Almost 70 Berkshire and Tamworth pigs roam the property at the moment, and even though they are harvested at a slower pace than pigs on commercial farms, most of them will end up in the Ellis’ garage before long. “Some people, when they have a midlife crisis, they put a sports car in the garage. I put a walk-in freezer in mine.”

We roam the property so I can meet the pigs face-to-face, from the newest piglets to the 10-year-old sow “retired” after an astonishing nine litters. Steve describes the pigs as social, strong and smart. The breeding stock is named after the cast of Andy Griffith: Barney, Ernest T. Bass, Thelma Lou and Juanita. The pig farming business has been a series of trials and errors for Steve, who loves building and repairing farm structures and inventing better ways of doing things. “I may not know all the things to do, but I can tell you what not to do,” he says with a chuckle.

Meanwhile, the smell of pork tenderloin, a blend of sweet and savory, is filling the small kitchen. It’s a treat that Steve cooks for his family at Christmas and delivers to the same Simpsonville house in which he grew up. One of four kids, he celebrates with 25 family members during the holidays, but the biggest fans of his bacon-wrapped pork tenderloin are the little ones. We return to the house just before the oven’s buzzer sounds.

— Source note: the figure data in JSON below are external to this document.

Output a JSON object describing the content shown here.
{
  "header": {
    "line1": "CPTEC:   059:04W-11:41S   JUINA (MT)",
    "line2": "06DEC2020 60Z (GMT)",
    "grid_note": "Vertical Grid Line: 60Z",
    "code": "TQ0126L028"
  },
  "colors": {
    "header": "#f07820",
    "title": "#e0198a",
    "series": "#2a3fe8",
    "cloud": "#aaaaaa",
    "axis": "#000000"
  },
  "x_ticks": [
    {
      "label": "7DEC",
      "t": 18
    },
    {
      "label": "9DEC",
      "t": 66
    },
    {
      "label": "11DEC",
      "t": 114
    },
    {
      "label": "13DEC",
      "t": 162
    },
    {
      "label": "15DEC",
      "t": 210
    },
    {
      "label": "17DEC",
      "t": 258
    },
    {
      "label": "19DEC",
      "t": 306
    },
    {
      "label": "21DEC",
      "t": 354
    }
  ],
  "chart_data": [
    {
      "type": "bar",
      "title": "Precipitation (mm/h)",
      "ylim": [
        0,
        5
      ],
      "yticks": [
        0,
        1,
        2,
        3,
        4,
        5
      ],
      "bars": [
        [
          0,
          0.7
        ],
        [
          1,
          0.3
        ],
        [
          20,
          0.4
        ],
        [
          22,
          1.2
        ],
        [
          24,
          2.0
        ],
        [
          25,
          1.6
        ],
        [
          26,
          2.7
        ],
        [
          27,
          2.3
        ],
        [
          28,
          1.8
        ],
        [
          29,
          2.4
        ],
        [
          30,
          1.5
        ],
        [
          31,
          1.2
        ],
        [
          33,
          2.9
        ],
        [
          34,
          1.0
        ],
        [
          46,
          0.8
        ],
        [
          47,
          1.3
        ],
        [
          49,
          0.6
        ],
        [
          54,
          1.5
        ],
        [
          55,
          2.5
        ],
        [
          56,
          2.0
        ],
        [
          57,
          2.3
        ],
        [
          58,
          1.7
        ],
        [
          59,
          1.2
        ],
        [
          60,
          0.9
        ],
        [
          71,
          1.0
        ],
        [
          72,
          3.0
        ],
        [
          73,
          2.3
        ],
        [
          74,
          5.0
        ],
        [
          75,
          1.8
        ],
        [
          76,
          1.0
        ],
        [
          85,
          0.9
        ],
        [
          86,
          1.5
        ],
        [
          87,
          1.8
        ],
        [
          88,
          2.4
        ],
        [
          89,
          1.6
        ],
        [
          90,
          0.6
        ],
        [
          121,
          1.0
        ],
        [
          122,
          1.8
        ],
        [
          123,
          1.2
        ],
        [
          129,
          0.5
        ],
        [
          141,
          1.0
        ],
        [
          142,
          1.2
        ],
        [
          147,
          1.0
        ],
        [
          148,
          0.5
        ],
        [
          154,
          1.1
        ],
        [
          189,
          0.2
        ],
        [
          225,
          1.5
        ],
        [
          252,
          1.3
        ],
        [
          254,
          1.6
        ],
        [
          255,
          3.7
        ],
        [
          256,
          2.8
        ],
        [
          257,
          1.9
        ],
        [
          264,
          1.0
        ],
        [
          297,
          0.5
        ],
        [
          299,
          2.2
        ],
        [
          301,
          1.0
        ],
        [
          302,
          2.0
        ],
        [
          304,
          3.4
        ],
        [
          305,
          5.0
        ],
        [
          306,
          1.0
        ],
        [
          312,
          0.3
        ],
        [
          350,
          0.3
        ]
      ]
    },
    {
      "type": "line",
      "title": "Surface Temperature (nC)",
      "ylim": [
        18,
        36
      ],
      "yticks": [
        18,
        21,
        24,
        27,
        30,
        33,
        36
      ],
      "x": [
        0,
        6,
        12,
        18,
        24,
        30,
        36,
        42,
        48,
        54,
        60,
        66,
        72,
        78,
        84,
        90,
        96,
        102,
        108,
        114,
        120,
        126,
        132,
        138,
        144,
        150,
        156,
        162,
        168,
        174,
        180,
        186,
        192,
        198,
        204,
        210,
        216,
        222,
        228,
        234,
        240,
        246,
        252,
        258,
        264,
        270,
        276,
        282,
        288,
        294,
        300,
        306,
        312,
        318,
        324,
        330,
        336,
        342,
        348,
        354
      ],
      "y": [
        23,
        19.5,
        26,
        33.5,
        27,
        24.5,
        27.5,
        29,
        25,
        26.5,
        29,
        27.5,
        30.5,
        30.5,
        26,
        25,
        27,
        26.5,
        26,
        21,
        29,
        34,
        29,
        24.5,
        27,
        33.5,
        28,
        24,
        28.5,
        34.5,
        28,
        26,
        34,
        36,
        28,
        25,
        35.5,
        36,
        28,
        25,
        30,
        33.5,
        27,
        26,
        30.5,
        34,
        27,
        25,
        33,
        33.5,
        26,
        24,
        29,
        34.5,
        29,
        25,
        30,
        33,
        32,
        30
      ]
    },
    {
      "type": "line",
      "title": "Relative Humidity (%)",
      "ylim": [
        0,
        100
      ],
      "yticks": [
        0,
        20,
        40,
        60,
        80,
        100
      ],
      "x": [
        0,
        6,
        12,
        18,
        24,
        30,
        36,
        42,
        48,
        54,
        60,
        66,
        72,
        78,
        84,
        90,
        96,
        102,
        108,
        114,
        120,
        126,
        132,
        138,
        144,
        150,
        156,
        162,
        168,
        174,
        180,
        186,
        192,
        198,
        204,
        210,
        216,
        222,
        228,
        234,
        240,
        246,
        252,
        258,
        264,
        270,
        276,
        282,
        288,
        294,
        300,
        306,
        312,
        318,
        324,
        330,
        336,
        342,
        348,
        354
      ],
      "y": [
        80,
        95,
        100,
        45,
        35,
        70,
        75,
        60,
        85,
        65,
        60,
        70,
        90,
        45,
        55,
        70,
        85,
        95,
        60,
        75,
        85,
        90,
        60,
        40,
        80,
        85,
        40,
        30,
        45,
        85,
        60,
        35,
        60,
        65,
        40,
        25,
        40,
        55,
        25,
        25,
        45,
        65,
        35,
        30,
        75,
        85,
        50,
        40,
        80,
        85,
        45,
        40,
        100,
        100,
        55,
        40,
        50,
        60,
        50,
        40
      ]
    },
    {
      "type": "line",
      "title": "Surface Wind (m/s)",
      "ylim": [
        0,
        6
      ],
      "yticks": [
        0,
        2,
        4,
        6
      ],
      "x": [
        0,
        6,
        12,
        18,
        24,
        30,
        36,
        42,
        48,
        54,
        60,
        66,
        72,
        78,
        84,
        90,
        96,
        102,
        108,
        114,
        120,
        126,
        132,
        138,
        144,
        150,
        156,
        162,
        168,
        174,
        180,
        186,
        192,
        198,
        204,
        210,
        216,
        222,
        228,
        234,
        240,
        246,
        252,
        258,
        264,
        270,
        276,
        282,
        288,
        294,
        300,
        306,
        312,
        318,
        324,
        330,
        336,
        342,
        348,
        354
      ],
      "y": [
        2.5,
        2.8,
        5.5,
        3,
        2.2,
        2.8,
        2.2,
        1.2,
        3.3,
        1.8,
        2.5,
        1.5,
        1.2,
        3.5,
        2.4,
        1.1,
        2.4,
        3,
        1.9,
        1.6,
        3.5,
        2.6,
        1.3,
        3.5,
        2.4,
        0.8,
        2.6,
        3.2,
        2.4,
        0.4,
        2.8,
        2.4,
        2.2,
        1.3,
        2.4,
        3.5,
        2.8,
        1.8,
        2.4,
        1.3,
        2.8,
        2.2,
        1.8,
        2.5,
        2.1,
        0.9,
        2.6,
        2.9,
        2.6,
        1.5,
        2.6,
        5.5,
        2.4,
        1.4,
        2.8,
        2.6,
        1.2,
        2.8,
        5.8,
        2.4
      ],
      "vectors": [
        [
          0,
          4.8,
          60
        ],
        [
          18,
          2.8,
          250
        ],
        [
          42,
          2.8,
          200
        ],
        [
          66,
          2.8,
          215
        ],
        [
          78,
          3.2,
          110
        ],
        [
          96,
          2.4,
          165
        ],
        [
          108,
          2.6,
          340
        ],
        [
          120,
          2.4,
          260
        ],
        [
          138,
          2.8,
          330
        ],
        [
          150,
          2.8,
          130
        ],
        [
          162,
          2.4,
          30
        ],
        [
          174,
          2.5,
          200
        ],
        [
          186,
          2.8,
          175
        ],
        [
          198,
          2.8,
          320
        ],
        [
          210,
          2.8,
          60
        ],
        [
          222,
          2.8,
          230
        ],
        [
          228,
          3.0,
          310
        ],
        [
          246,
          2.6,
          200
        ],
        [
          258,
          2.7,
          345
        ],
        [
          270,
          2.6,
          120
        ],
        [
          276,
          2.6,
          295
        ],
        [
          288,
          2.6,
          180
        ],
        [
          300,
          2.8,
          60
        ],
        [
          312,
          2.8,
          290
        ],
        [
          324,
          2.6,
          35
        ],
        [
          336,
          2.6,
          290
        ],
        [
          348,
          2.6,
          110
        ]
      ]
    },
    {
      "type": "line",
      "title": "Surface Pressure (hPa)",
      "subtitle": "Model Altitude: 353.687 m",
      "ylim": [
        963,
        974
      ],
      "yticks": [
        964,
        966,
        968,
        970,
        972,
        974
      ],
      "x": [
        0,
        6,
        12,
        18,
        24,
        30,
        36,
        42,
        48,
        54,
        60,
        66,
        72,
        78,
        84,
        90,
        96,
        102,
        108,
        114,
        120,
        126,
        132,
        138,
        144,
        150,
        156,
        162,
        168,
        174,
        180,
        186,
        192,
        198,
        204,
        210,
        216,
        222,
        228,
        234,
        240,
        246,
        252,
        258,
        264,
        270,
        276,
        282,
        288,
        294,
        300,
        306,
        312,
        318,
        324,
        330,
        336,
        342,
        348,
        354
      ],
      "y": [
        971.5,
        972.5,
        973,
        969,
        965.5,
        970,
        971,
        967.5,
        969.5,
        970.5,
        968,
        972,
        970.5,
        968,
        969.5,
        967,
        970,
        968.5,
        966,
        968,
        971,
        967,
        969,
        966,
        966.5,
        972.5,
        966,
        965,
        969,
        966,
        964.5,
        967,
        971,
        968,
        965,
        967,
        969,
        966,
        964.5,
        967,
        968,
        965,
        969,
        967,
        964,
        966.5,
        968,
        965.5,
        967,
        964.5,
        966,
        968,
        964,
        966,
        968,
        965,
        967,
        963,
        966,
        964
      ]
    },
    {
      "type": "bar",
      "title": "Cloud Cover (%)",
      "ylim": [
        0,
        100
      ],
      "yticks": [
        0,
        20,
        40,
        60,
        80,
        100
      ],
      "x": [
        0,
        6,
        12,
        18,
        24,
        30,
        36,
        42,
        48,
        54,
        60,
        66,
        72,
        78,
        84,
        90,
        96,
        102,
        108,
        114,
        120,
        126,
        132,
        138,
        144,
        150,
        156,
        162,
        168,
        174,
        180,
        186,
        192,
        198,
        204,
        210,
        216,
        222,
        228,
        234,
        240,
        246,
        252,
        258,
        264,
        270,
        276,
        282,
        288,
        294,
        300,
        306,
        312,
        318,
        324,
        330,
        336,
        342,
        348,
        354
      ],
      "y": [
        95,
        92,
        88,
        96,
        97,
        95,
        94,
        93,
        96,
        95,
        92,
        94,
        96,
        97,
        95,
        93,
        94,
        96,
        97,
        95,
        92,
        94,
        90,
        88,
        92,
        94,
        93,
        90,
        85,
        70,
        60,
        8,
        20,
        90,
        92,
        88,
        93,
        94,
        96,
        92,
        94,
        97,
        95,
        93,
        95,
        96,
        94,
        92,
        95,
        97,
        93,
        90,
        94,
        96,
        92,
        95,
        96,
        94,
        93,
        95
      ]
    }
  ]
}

Steve and Michelle have become passionate about cooking only in the last couple of years as the result of changing their eating habits. (They eat Paleo at home.) A plaque on the kitchen wall reads, “Martha Stewart don’t live here.” Maybe not, but the couple is the best kind of unpretentious, cooking food that just plain tastes good. Cooking is easier since their children have left home, not to mention how readily accessible the ingredients are. Almost every meal around their table includes pork, beef, lamb, chicken, turkey or duck from their farm. Proudly Steve assures me, “If we eat meat, it’s our meat.”